Di dalam mazhab Hanafi ditambahkan satu kaidah lagi,
لاَثَوابٌ إلأَّبالنِّيَةِ
“Tidak ada pahala kecuali dengan niat”

Sulit diketahui siapa pembentuk pertama kaidah fiqih, yang jelas dengan meneliti kitab-kitab kaidah fiqih dan masa hidup penyusunnya, ternyata kaidah fiqih tidak terbentuk sekaligus, tetapi terbentuk secara bertahap dalam proses sejarah hukum Islam. Walaupun demikian, di kalangan ulama di bidah kaidah fiqih, menyebutkan bahwa Abu Thahir al-Dibasi, ulama dari mazhab Hanafi yang hidup di akhir abad ke-3 dan awal abad ke-4 H, telah mengumpulkan kaidah fiqih mazhab Hanafi sebanyak 17 kadiah. Abu Thahir selalu mengulang-ulang kaidah tersebut di masjid, setelah para jamaah pulang ke rumahnya masing-masing.
Kemudian Abu Sa’id al-Harawi, seorang ulama mazhab Syafi’i mengunjungi Abu Thahir dan mencatat kaidah fiqih yang dihafalkan oleh Abu Thahir. Setelah kurang lebih 100 tahun kemudian, datang ulama besar Imam Abu Hasan al-Karkhi, yang kemudian menambah kaidah fiqih dari Abu Thahir menjadi 37 kaidah.
Jadi, dari penjelasan di atas jelaslah bahwa kaidah-kaidah fiqih muncul pada akhir abad ke-3 H. seperti kita ketahui dari perkembangan ilmu Islam, bahwa kitab-kitab tafsir, hadis, ushul fiqh, dan kitab-kitab fiqih pada masa itu telah dibukukan. Dengan demikian materi tentang tafsir, hadis, dan fiqih telah cukup banyak. Tantangan dan masalah-masalah yang harus dicarikan solusinya juga bertambah terutama karena meluasnya wilayah kekuasaan kaum muslimin masa itu, maka ulama membutuhkan metode yang mudah untuk menyelesaikan masalah, baru kemudian muncul kaidah-kaidah fiqih.

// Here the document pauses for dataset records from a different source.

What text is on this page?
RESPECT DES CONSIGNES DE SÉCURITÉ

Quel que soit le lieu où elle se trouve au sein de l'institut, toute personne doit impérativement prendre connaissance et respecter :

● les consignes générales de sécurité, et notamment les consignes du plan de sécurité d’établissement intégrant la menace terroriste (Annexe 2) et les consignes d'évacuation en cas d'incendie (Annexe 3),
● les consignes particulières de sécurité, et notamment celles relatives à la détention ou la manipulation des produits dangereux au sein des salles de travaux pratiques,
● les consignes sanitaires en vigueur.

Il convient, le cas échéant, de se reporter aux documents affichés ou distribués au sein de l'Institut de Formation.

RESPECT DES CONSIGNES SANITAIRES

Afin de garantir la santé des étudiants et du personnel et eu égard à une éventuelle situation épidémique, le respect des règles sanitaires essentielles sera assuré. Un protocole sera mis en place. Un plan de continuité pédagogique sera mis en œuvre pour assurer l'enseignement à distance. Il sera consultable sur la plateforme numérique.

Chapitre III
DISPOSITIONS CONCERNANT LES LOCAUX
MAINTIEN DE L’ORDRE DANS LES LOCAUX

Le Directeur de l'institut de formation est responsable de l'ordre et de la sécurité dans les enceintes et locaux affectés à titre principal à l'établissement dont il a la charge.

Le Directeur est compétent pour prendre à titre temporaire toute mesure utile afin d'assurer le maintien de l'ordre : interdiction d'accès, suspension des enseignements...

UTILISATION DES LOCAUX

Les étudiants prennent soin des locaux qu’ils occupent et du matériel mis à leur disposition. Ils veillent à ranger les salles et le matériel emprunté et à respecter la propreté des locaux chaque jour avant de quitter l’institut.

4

Dengan menggunakan proses seperti digambarkan di atas, kemudian muncul kitab-kitab kaidah-kaidah fiqih di berbagai mazhab di dalam Islam. Oleh karena fiqih tumbuh lebih dahulu dari kaidah-kaidah fiqih, maka sering kita temukan kaidah-kaidah itu ada dalam kitab fiqih ulama tersebut.
2.3 Kaidah Asasi Pertama “Al-Umuuru Bi Maqaasidihaa”
الأُمُورُ بمَقَاصِدِهَا
 “Segala perkara tergantung kepada niatnya” 

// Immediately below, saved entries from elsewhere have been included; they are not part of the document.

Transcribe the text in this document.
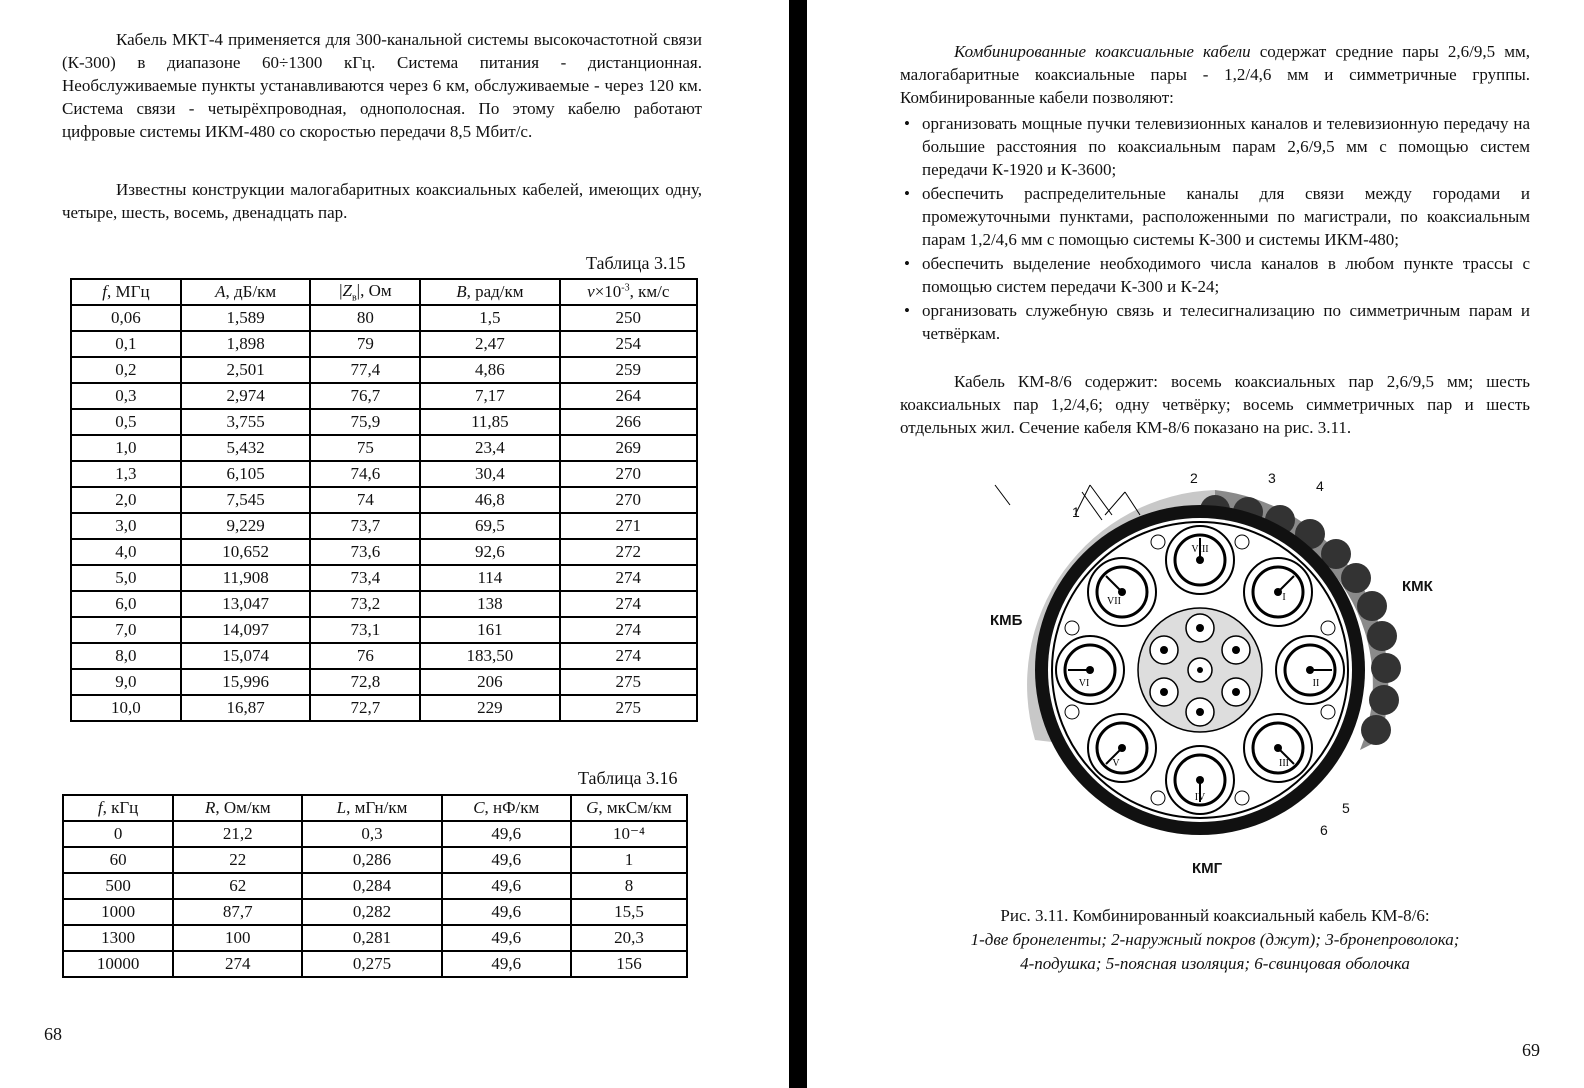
Кабель МКТ-4 применяется для 300-канальной системы высокочастотной связи (К-300) в диапазоне 60÷1300 кГц. Система питания - дистанционная. Необслуживаемые пункты устанавливаются через 6 км, обслуживаемые - через 120 км. Система связи - четырёхпроводная, однополосная. По этому кабелю работают цифровые системы ИКМ-480 со скоростью передачи 8,5 Мбит/с.

Известны конструкции малогабаритных коаксиальных кабелей, имеющих одну, четыре, шесть, восемь, двенадцать пар.

Таблица 3.15
f, МГц	A, дБ/км	$|Z_в|$, Ом	B, рад/км	$v\times 10^{-3}$, км/с
0,06	1,589	80	1,5	250
0,1	1,898	79	2,47	254
0,2	2,501	77,4	4,86	259
0,3	2,974	76,7	7,17	264
0,5	3,755	75,9	11,85	266
1,0	5,432	75	23,4	269
1,3	6,105	74,6	30,4	270
2,0	7,545	74	46,8	270
3,0	9,229	73,7	69,5	271
4,0	10,652	73,6	92,6	272
5,0	11,908	73,4	114	274
6,0	13,047	73,2	138	274
7,0	14,097	73,1	161	274
8,0	15,074	76	183,50	274
9,0	15,996	72,8	206	275
10,0	16,87	72,7	229	275
Таблица 3.16
f, кГц	R, Ом/км	L, мГн/км	C, нФ/км	G, мкСм/км
0	21,2	0,3	49,6	10⁻⁴
60	22	0,286	49,6	1
500	62	0,284	49,6	8
1000	87,7	0,282	49,6	15,5
1300	100	0,281	49,6	20,3
10000	274	0,275	49,6	156
68

Комбинированные коаксиальные кабели содержат средние пары 2,6/9,5 мм, малогабаритные коаксиальные пары - 1,2/4,6 мм и симметричные группы. Комбинированные кабели позволяют:

• организовать мощные пучки телевизионных каналов и телевизионную передачу на большие расстояния по коаксиальным парам 2,6/9,5 мм с помощью систем передачи К-1920 и К-3600;
• обеспечить распределительные каналы для связи между городами и промежуточными пунктами, расположенными по магистрали, по коаксиальным парам 1,2/4,6 мм с помощью системы К-300 и системы ИКМ-480;
• обеспечить выделение необходимого числа каналов в любом пункте трассы с помощью систем передачи К-300 и К-24;
• организовать служебную связь и телесигнализацию по симметричным парам и четвёркам.

Кабель КМ-8/6 содержит: восемь коаксиальных пар 2,6/9,5 мм; шесть коаксиальных пар 1,2/4,6; одну четвёрку; восемь симметричных пар и шесть отдельных жил. Сечение кабеля КМ-8/6 показано на рис. 3.11.

VIII
I
II
III
IV
V
VI
VII
1
2	3	4
5
6
КМБ
КМК
КМГ
Рис. 3.11. Комбинированный коаксиальный кабель КМ-8/6:
1-две бронеленты; 2-наружный покров (джут); 3-бронепроволока;
4-подушка; 5-поясная изоляция; 6-свинцовая оболочка
69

Pengertian kaidah ini bahwa hukum yang berimplikasi terhadap suatu perkara yang timbul dari perbuatan atau perkataan subjek hukum (mukallaf) tergantung pada maksud dan tujuan dari perkara tersebut. Kaidah ini berkaitan dengan setiap perbuatan atau perkara-perkara hukum yang dilarang dalam syariat Islam. Apabila tindakan seseorang meninggalkan hal-hal yang terlarang dilakukannya dengan segala ketundukan karena ada larangan yang berlaku pada ketetapan syara’ maka tindakan tersebut memperoleh pahala. Namun, apabila tindakan tersebut berkaitan dengan tabiat atau perasaan jijik terhadap sesuatu yang ditinggalkannya tersebut tanpa memperhatikan status pelarangannya, maka ia dinilai sebagai perkara biasa dan tabiat manusiawi yang tidak beroleh pahala.
Sumber pengambilannya:
QS. ali-Imran ayat 145
QS. an-Nisa’ ayat 100
QS. az-Zumar ayat 2
QS. al-Bayyinah ayat 5
Sebagai contoh, memakan bangkai tanpa adanya rukhsah status hukumnya adalah haram. Dalam hal ini terdapat nash syara’ yang dengan tegas mengharamkan konsumsi bangkai dan melarang tindakan tersebut. Sehingga apabila melanggar akan memperoleh hukuman dunia dan akhirat. Nash tersebut adalah firman Allah : “Diharamkan bagimu (memakan) bangkai, darah, daging babi,…” dan seterusnya. Apabila seseorang mencegah diri untuk tidak melakukan tindakan tersebut (konsumsi bangkai) dengan harapan bahwa ia berpegang teguh pada nash dan menerapkan ketentuan yang berlaku di dalamnya maka tindakan ini memperoleh ganjaran dari Allah dan pelaku mendapatkan pahala kebaikan yang ditambahkan pada daftar pahala-pahala kebaikannya di sisi-Nya. Berbeda halnya apabila seseorang tidak memakan bangkai karena faktor psikologis di dalam dirinya yang merasa jijik atau tidak suka terhadap bangkai, tanpa memandang nash yang mengharamkannya –atau dengan bahasa lain seseorang pasti akan memakannya seandainya tidak merasa jijik- maka tindakan tersebut tidak berpahala sama sekali.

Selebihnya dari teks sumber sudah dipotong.